A seller wants to sell an item to $n$ buyers. The buyer valuations are drawn i.i.d. from a distribution, but the seller does not know this distribution; the seller only knows the support $[a,b]$. To be robust against the lack of knowledge of the environment and buyers' behavior, the seller optimizes over DSIC mechanisms, and measures the worst-case performance relative to an oracle with complete knowledge of buyers' valuations. Our analysis encompasses both the regret and the ratio objectives. For these objectives, we derive an optimal mechanism in closed form as a function of the support and the number of buyers $n$. Our analysis reveals three regimes of support information and a new class of robust mechanisms. i.) With "low" support information, the optimal mechanism is a second-price auction (SPA) with a random reserve, a focal class in the earlier literature. ii.) With "high" support information, we show that second-price auctions are strictly suboptimal, and an optimal mechanism belongs to a novel class of mechanisms we introduce, which we call $\textbf{pooling auctions}$ (POOL); whenever the highest value is above a threshold, the mechanism still allocates to the highest bidder, but otherwise the mechanism allocates to a uniformly random buyer, i.e., pools low types. iii.) With "moderate" support information, a randomization between SPA and POOL is optimal. We also characterize optimal mechanisms within nested central subclasses of mechanisms: standard mechanisms (only allocate to the highest bidder), SPA with random reserve, and SPA with no reserve. We show strict separations across classes, implying that deviating from standard mechanisms is necessary for robustness. Lastly, we show that the same results hold under other distribution classes that capture "positive dependence" (mixture of i.i.d., exchangeable and affiliated), as well as i.i.d. regular distributions.

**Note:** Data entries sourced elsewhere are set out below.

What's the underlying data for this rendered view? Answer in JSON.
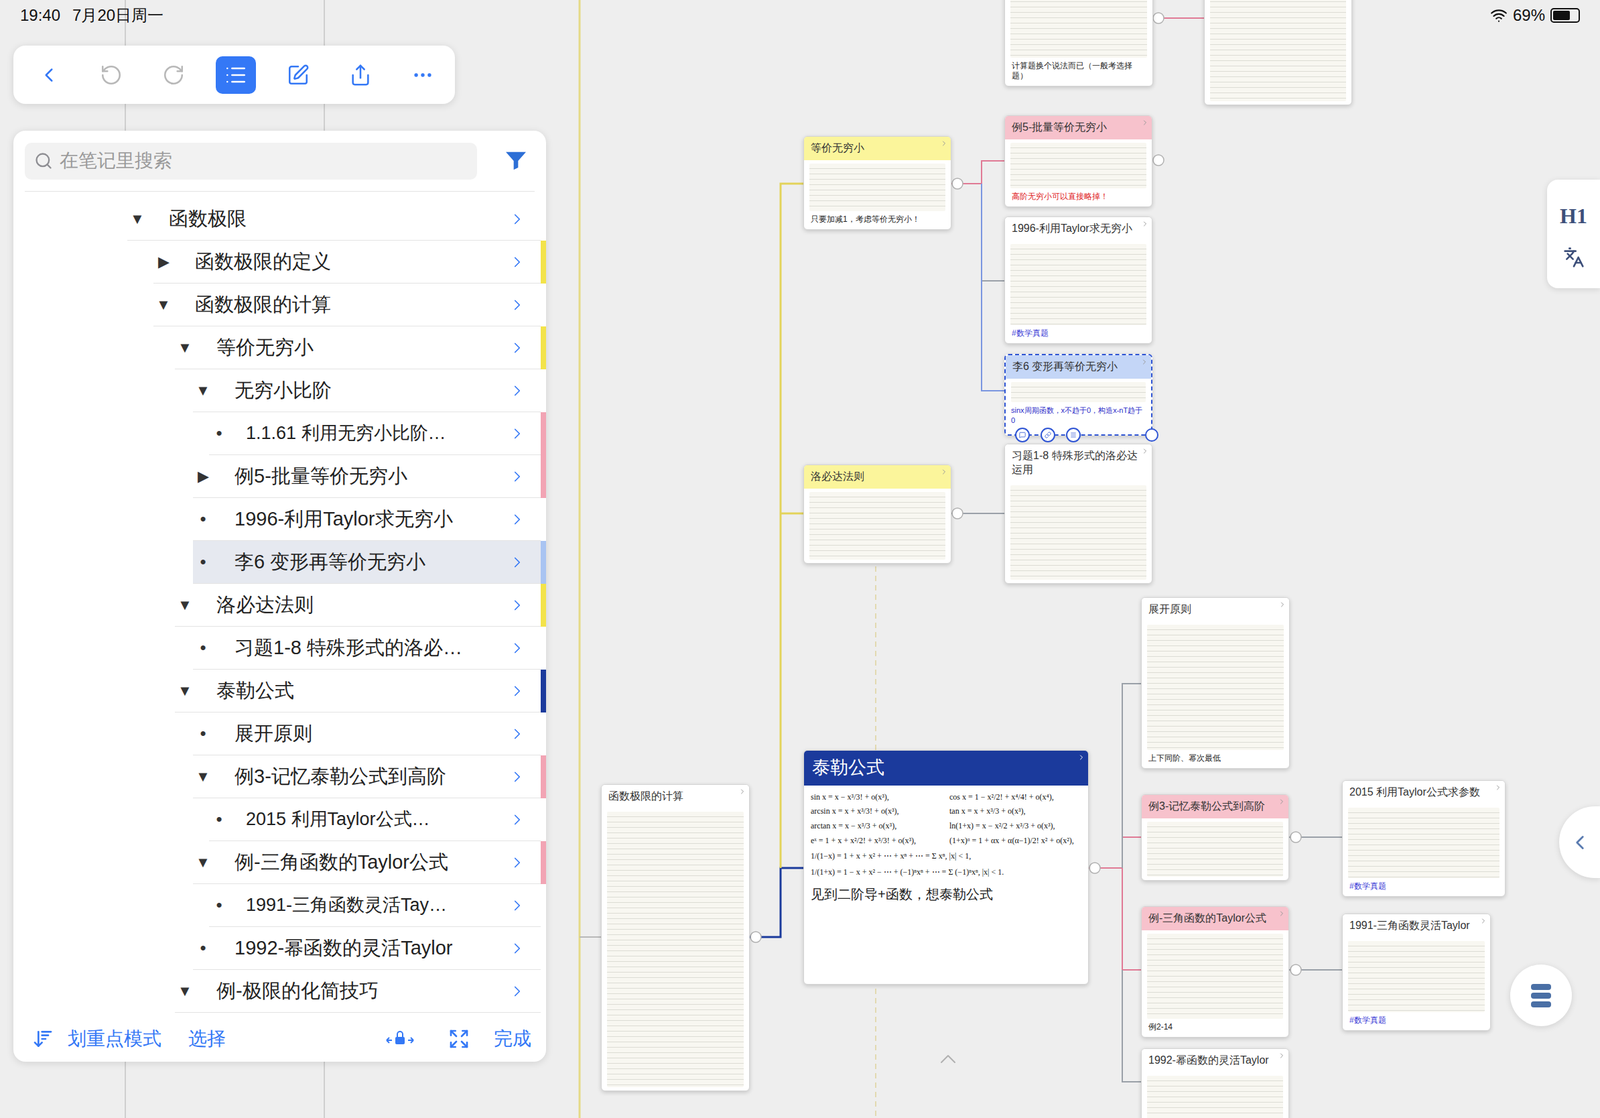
{
  "status_bar": {
    "time": "19:40",
    "date": "7月20日周一",
    "battery_text": "69%",
    "battery_level": 0.69
  },
  "toolbar": [
    {
      "kind": "back",
      "selected": false,
      "disabled": false
    },
    {
      "kind": "undo",
      "selected": false,
      "disabled": true
    },
    {
      "kind": "redo",
      "selected": false,
      "disabled": true
    },
    {
      "kind": "outline",
      "selected": true,
      "disabled": false
    },
    {
      "kind": "edit",
      "selected": false,
      "disabled": false
    },
    {
      "kind": "share",
      "selected": false,
      "disabled": false
    },
    {
      "kind": "more",
      "selected": false,
      "disabled": false
    }
  ],
  "outline": {
    "search_placeholder": "在笔记里搜索",
    "rows": [
      {
        "label": "函数极限",
        "level": 0,
        "marker": "▼",
        "expanded": true,
        "selected": false,
        "color": ""
      },
      {
        "label": "函数极限的定义",
        "level": 1,
        "marker": "▶",
        "expanded": false,
        "selected": false,
        "color": "#f3e34a"
      },
      {
        "label": "函数极限的计算",
        "level": 1,
        "marker": "▼",
        "expanded": true,
        "selected": false,
        "color": ""
      },
      {
        "label": "等价无穷小",
        "level": 2,
        "marker": "▼",
        "expanded": true,
        "selected": false,
        "color": "#f3e34a"
      },
      {
        "label": "无穷小比阶",
        "level": 3,
        "marker": "▼",
        "expanded": true,
        "selected": false,
        "color": ""
      },
      {
        "label": "1.1.61 利用无穷小比阶…",
        "level": 4,
        "marker": "•",
        "selected": false,
        "color": "#f2a4b4"
      },
      {
        "label": "例5-批量等价无穷小",
        "level": 3,
        "marker": "▶",
        "expanded": false,
        "selected": false,
        "color": "#f2a4b4"
      },
      {
        "label": "1996-利用Taylor求无穷小",
        "level": 3,
        "marker": "•",
        "selected": false,
        "color": ""
      },
      {
        "label": "李6 变形再等价无穷小",
        "level": 3,
        "marker": "•",
        "selected": true,
        "color": "#a9c4f2"
      },
      {
        "label": "洛必达法则",
        "level": 2,
        "marker": "▼",
        "expanded": true,
        "selected": false,
        "color": "#f3e34a"
      },
      {
        "label": "习题1-8 特殊形式的洛必…",
        "level": 3,
        "marker": "•",
        "selected": false,
        "color": ""
      },
      {
        "label": "泰勒公式",
        "level": 2,
        "marker": "▼",
        "expanded": true,
        "selected": false,
        "color": "#1b3a9c"
      },
      {
        "label": "展开原则",
        "level": 3,
        "marker": "•",
        "selected": false,
        "color": ""
      },
      {
        "label": "例3-记忆泰勒公式到高阶",
        "level": 3,
        "marker": "▼",
        "expanded": true,
        "selected": false,
        "color": "#f2a4b4"
      },
      {
        "label": "2015 利用Taylor公式…",
        "level": 4,
        "marker": "•",
        "selected": false,
        "color": ""
      },
      {
        "label": "例-三角函数的Taylor公式",
        "level": 3,
        "marker": "▼",
        "expanded": true,
        "selected": false,
        "color": "#f2a4b4"
      },
      {
        "label": "1991-三角函数灵活Tay…",
        "level": 4,
        "marker": "•",
        "selected": false,
        "color": ""
      },
      {
        "label": "1992-幂函数的灵活Taylor",
        "level": 3,
        "marker": "•",
        "selected": false,
        "color": ""
      },
      {
        "label": "例-极限的化简技巧",
        "level": 2,
        "marker": "▼",
        "expanded": true,
        "selected": false,
        "color": ""
      }
    ],
    "bottom_bar": {
      "highlight_mode": "划重点模式",
      "select": "选择",
      "done": "完成"
    }
  },
  "side_panel": {
    "heading_button": "H1"
  },
  "mindmap": {
    "nodes": [
      {
        "title": "",
        "kind": "card",
        "color": "#ffffff",
        "note": "计算题换个说法而已（一般考选择题）",
        "note_color": "#222222",
        "tag": "",
        "selected": false
      },
      {
        "title": "",
        "kind": "card",
        "color": "#ffffff",
        "note": "",
        "note_color": "#222222",
        "tag": "",
        "selected": false
      },
      {
        "title": "等价无穷小",
        "kind": "card",
        "color": "#fbf59b",
        "note": "只要加减1，考虑等价无穷小！",
        "note_color": "#222222",
        "tag": "",
        "selected": false
      },
      {
        "title": "例5-批量等价无穷小",
        "kind": "card",
        "color": "#f7c2cc",
        "note": "高阶无穷小可以直接略掉！",
        "note_color": "#e0201b",
        "tag": "",
        "selected": false
      },
      {
        "title": "1996-利用Taylor求无穷小",
        "kind": "card",
        "color": "#ffffff",
        "note": "",
        "note_color": "#222222",
        "tag": "#数学真题",
        "selected": false
      },
      {
        "title": "李6 变形再等价无穷小",
        "kind": "card",
        "color": "#c4d6f7",
        "note": "sinx周期函数，x不趋于0，构造x-nT趋于0",
        "note_color": "#2a2ac8",
        "tag": "",
        "selected": true
      },
      {
        "title": "习题1-8 特殊形式的洛必达运用",
        "kind": "card",
        "color": "#ffffff",
        "note": "",
        "note_color": "#222222",
        "tag": "",
        "selected": false
      },
      {
        "title": "洛必达法则",
        "kind": "card",
        "color": "#fbf59b",
        "note": "",
        "note_color": "#222222",
        "tag": "",
        "selected": false
      },
      {
        "title": "展开原则",
        "kind": "card",
        "color": "#ffffff",
        "note": "上下同阶、幂次最低",
        "note_color": "#222222",
        "tag": "",
        "selected": false
      },
      {
        "title": "泰勒公式",
        "kind": "formula-card",
        "color": "#1b3a9c",
        "note": "见到二阶导+函数，想泰勒公式",
        "note_color": "#222222",
        "tag": "",
        "selected": false,
        "formulas": [
          "sin x = x − x³/3! + o(x³),",
          "cos x = 1 − x²/2! + x⁴/4! + o(x⁴),",
          "arcsin x = x + x³/3! + o(x³),",
          "tan x = x + x³/3 + o(x³),",
          "arctan x = x − x³/3 + o(x³),",
          "ln(1+x) = x − x²/2 + x³/3 + o(x³),",
          "eˣ = 1 + x + x²/2! + x³/3! + o(x³),",
          "(1+x)ᵅ = 1 + αx + α(α−1)/2! x² + o(x²),"
        ],
        "series": [
          "1/(1−x) = 1 + x + x² + ⋯ + xⁿ + ⋯ = Σ xⁿ, |x| < 1,",
          "1/(1+x) = 1 − x + x² − ⋯ + (−1)ⁿxⁿ + ⋯ = Σ (−1)ⁿxⁿ, |x| < 1."
        ]
      },
      {
        "title": "例3-记忆泰勒公式到高阶",
        "kind": "card",
        "color": "#f7c2cc",
        "note": "",
        "note_color": "#222222",
        "tag": "",
        "selected": false
      },
      {
        "title": "2015 利用Taylor公式求参数",
        "kind": "card",
        "color": "#ffffff",
        "note": "",
        "note_color": "#222222",
        "tag": "#数学真题",
        "selected": false
      },
      {
        "title": "例-三角函数的Taylor公式",
        "kind": "card",
        "color": "#f7c2cc",
        "note": "例2-14",
        "note_color": "#222222",
        "tag": "",
        "selected": false
      },
      {
        "title": "1991-三角函数灵活Taylor",
        "kind": "card",
        "color": "#ffffff",
        "note": "",
        "note_color": "#222222",
        "tag": "#数学真题",
        "selected": false
      },
      {
        "title": "1992-幂函数的灵活Taylor",
        "kind": "card",
        "color": "#ffffff",
        "note": "",
        "note_color": "#222222",
        "tag": "",
        "selected": false
      },
      {
        "title": "函数极限的计算",
        "kind": "card",
        "color": "#ffffff",
        "note": "",
        "note_color": "#222222",
        "tag": "",
        "selected": false
      }
    ]
  }
}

翻译：一位卖家希望向$n$个买家出售一件物品。买家估值独立同分布于某个分布，但卖家未知该分布，仅知其支撑区间$[a,b]$。为对抗环境未知性与买家行为的不确定性，卖家优化DSIC机制，并以完全知晓买家估值的预言机为基准衡量最坏情形性能。我们的分析涵盖遗憾与比值两类目标。针对这些目标，我们推导出以支撑信息和买家数量$n$为参数的闭式最优机制。分析揭示了支撑信息的三个区间及一类新型鲁棒机制：i.) 在“低”支撑信息下，最优机制为带随机保留价的第二价格拍卖（SPA），这是早期文献的焦点类别；ii.) 在“高”支撑信息下，我们证明第二价格拍卖严格次优，最优机制属于我们引入的新型机制——**池化拍卖**（POOL）：当最高估值高于阈值时仍将物品分配给最高出价者，否则分配给均匀随机买家（即对低类型进行池化）；iii.) 在“中等”支撑信息下，SPA与POOL的随机化组合达到最优。我们还刻画了嵌套机制子类（仅分配给出价最高者的标准机制、带随机保留价的SPA、无保留价SPA）中的最优机制。各子类间的严格分离表明，偏离标准机制是实现鲁棒性的必要条件。最后，我们证明在捕获“正相依性”的其他分布类（独立同分布混合、可交换分布、关联分布）及独立同分布正则分布下，上述结论同样成立。